Now, it would be fitting to share that we contacted the relevant authorities about permit requirements. Some misunderstanding obviously occurred, since we were led to understand that one isn’t needed.
So here we are, posed for entry, and our friendly neighbourhood guard just stands there like Gandalf– “You shall not pass!”
No permit, no entry, he says.
How do we apply for one? We ask. Can we pay and enter now?
“To obtain a permit,” he replies, “one must visit the dark forest on the 3rd moon after winter’s end, clothed in a robe of a thousand threads. Carry in your right hand a vial of virgin’s blood, mix with 2 drops of unicorn sperm and a pinch of fairy dust.”

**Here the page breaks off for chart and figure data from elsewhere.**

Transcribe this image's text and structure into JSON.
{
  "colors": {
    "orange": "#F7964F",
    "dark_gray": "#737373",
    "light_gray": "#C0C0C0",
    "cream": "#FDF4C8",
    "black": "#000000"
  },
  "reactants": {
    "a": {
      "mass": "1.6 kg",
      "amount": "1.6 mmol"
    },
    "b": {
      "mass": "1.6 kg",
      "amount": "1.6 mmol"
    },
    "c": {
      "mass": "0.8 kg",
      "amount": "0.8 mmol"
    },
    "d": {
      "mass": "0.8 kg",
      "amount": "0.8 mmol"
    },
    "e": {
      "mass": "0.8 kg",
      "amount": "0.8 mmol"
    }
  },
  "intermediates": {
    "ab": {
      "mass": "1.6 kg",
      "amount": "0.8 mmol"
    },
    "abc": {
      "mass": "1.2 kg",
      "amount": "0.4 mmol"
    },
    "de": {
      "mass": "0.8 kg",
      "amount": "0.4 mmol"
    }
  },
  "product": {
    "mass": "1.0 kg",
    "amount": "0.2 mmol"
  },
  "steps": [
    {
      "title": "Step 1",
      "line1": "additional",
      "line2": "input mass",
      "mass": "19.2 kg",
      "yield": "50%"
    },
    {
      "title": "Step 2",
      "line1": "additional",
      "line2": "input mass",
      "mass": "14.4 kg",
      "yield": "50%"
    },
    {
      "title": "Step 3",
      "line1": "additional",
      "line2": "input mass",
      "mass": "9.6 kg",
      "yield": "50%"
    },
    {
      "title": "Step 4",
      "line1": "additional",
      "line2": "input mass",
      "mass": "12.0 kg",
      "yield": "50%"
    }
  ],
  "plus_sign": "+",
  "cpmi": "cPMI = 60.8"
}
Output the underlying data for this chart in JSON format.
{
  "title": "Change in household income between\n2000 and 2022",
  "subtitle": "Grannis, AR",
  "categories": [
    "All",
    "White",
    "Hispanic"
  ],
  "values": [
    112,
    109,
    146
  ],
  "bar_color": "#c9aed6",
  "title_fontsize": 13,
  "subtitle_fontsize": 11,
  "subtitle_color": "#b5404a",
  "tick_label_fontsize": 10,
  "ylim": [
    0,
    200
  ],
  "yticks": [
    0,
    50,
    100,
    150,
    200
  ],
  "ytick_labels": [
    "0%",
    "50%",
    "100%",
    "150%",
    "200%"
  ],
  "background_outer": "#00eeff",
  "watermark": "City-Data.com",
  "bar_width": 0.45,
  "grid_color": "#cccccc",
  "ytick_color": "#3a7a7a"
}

No, not really. This is how you apply. The application must be completed beforehand. It may be done online, but payment has to be via post
or stork delivery system.
I asked the guard if he’ll leave for lunch or a drink soon. Or toilet, or to feed his cat. He wasn’t. (Not that we would trespass in his absence. Brr. Because, good girls don’t trespass. Also, google “Cameron Highlands”, “hiker” and “missing”)
Remember the lemons and lemonade? Screw that, I’m having a beer to drown the disappointment.
No, I’m serious. We lugged beer cans uphill to sip amongst the sea of moss-laden vegetation.
And it was good.
Other Tourist-y Activities: Boh Tea Plantation, Cactus Farm, Strawberries and Others
It’s Cameron Highlands, so obviously one must indulge every tourist-y activity.
We visit the Boh Tea Plantation. Greeting us is a terrain full of tea leaves, dotted by moving dots (people).
We buy tea, take pictures of greenery, and fawn over this giant tea pot:
But the fun was in the tea factory tour.
The tour present to us various stages of
ex-boyfriend tea leaves processing: withering, rolling, fermentation, drying, sorting, tea tasting and storage.
Check out relevant boards below for the 2nd and 4th stage (rolling and drying):
Don’t look at me. All I did was take pictures of the board. It does make complete sense.
And then we grace the cactus farm to purchase a security system. Fun fact, cactus make excellent security systems.